District information
- Grades: K–12
- Established: 1926; 99 years ago
- Superintendent: C. D. Thompson
- Enrollment: 216 (2006–2007)

Other information
- Principal-HS: Ashley Miller
- Website: www.cavesprings.k12.ok.us

= Cave Springs Public Schools =

School district in Oklahoma

Cave Springs Public Schools is a K–12 school district in rural, southwestern Adair County, Oklahoma. It was founded in 1926 by the consolidation of 3 K-8 schools and was originally named Union Grade School, often abbreviated as UG. In the late 1940s, the school's name was changed to Cave Springs, the mascot was changed from the Indians to the Hornets and the colors from red and white to green and white. Cave Springs is 2 1/2 miles north of Bunch, Oklahoma. The photograph at right is of the library, the oldest building on campus.

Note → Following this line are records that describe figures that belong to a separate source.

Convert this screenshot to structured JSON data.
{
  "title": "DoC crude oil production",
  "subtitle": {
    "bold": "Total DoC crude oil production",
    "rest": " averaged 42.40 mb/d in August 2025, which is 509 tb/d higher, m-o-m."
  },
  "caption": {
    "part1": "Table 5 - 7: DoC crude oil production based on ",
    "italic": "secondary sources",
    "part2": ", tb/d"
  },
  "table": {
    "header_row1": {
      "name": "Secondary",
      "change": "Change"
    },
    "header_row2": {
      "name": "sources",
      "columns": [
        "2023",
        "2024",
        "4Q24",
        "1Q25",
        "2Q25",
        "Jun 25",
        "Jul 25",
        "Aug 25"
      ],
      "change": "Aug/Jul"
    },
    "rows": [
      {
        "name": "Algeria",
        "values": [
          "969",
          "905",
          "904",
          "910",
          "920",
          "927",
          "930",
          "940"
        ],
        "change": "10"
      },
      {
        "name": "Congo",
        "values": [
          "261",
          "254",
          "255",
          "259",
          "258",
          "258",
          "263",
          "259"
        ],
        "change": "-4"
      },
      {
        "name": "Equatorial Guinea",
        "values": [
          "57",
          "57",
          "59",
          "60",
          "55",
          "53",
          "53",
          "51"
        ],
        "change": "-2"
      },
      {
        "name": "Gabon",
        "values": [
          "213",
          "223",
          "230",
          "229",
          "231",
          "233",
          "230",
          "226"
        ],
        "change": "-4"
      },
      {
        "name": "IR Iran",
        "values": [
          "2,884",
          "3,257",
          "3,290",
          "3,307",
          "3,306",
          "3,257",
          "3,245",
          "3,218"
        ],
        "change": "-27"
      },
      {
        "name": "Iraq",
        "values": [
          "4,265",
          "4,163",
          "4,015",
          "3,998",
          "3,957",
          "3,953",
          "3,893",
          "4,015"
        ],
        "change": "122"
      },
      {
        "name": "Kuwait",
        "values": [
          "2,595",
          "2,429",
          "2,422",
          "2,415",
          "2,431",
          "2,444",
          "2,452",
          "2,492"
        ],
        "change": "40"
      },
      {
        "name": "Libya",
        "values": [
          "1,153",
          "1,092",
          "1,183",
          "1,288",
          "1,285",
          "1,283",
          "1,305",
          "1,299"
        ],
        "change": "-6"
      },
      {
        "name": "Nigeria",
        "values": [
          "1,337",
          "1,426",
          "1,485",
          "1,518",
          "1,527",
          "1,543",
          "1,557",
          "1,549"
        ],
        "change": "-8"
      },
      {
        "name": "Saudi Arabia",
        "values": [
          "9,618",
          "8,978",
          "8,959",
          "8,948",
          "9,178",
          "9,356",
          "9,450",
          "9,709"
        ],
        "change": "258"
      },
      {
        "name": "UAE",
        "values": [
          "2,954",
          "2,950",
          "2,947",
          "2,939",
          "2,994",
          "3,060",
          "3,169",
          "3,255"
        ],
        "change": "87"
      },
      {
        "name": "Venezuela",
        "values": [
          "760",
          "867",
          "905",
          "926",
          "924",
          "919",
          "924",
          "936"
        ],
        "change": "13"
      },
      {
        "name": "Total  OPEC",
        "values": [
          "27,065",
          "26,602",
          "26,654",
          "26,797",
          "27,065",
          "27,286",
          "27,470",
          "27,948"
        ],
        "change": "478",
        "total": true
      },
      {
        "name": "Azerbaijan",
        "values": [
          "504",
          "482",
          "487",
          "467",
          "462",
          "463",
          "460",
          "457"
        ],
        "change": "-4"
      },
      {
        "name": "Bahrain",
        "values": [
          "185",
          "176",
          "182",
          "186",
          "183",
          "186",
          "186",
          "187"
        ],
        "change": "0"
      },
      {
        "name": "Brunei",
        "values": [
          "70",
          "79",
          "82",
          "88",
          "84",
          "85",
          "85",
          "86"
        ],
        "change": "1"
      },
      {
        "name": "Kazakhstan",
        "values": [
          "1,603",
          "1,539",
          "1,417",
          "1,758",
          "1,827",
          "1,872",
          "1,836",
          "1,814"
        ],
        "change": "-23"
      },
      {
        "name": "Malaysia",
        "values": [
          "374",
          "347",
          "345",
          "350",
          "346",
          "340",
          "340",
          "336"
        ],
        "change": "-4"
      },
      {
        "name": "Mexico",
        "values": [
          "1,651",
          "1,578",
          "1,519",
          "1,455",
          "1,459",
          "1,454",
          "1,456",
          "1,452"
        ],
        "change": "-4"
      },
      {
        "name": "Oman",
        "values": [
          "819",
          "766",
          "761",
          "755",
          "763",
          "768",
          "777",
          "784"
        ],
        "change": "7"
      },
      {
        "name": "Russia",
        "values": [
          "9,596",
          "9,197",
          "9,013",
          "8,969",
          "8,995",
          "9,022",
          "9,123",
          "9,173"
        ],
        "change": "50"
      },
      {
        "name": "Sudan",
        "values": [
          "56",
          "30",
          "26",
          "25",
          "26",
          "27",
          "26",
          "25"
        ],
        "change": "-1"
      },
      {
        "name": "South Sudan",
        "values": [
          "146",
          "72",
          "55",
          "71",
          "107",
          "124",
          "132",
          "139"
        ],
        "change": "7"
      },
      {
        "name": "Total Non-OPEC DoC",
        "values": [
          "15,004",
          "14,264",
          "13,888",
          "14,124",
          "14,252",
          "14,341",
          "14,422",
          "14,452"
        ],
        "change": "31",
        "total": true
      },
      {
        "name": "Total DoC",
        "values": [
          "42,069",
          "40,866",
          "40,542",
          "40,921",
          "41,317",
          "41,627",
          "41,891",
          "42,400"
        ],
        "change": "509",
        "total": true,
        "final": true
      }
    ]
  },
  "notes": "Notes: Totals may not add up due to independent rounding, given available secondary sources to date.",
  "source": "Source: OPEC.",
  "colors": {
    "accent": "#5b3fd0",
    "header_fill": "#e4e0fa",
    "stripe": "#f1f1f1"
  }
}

For the 2006–2007 school year, the Cave Springs School District had 216 students enrolled—99 elementary students and 117 high school students. Per the 2005 School Report Card issued by the Education Oversight Board, the high school had 12 teachers teaching a student body consisting of 88% American Indian and 12% White with a graduation rate of 88.2%. The elementary school had 10 teachers. The elementary students were 93% American Indian and 7% White, with 42.4% in special education.